By signing below I certify that, to the best of my knowledge and belief, the securities referred to above were acquired and are held in the ordinary course of business and were not acquired and not held for the purpose of or with the effect of changing or influencing the control of the issuer of the securities and were not acquired and are not held in connection with or as a participant in any transaction having that purpose or effect.

 

After reasonable inquiry and to the best of my knowledge and belief, I certify that the information set forth in this statement is true, complete and correct.

 

 

 

FRED ALGER MANAGEMENT, INC.

 

 

 

By:

/s/ Hal Liebes

 

Executive Vice President

 

April 9, 2008

 

 

 

ALGER ASSOCIATES, INC.

 

 

 

By:

/s/ Hal Liebes

 

Executive Vice President

 

April 9, 2008

 

 

The original statement shall be signed by each person on whose behalf the statement is filed or his authorized representative.
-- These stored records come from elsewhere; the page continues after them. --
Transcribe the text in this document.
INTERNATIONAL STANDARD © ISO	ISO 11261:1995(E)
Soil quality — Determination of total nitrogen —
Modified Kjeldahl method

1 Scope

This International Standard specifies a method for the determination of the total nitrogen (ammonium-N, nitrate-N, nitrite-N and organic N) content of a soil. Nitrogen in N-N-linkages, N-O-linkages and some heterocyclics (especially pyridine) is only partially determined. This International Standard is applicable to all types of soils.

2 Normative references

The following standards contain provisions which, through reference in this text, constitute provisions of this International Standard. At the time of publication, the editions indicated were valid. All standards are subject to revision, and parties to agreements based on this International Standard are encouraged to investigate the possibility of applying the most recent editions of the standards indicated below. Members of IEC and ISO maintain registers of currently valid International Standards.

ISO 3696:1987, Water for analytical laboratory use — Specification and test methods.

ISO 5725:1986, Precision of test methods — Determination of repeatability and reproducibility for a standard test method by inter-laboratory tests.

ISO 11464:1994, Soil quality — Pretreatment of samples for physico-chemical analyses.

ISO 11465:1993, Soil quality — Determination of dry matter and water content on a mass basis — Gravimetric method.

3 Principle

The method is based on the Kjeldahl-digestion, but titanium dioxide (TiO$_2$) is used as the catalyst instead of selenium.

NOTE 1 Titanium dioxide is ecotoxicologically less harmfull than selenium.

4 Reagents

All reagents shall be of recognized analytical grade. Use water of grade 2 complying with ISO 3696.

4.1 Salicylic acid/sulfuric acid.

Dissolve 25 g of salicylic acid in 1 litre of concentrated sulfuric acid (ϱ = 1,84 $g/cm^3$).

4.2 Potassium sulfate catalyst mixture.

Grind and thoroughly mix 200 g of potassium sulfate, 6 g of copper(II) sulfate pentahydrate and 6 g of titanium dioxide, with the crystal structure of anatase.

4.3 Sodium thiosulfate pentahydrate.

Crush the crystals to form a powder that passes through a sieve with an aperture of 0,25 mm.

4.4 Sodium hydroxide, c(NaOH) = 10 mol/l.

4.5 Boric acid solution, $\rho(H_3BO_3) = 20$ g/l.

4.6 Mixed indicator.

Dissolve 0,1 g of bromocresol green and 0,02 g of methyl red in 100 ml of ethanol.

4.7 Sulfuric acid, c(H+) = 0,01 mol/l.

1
If the statement is signed on behalf of a person by his authorized representative other than an executive officer or general partner of the filing person, evidence of the representative's authority to sign on behalf of such person shall be filed with the statement, provided, however, that a power of attorney for this purpose which is already on file with the Commission may be incorporated by reference.  The name and any title of each person who signs the statement shall be typed or printed beneath his signature.

 

Note:  Schedules filed in paper format shall include a signed original and five copies of the schedule, including all exhibits. See s240.13d-7 for other parties for whom copies are to be sent.

 

ATTENTION.  INTENTIONAL MISSTATEMENTS OR OMISSIONS OF FACT CONSTITUTE FEDERAL CRIMINAL VIOLATIONS (SEE 18 U.S.C. 1001).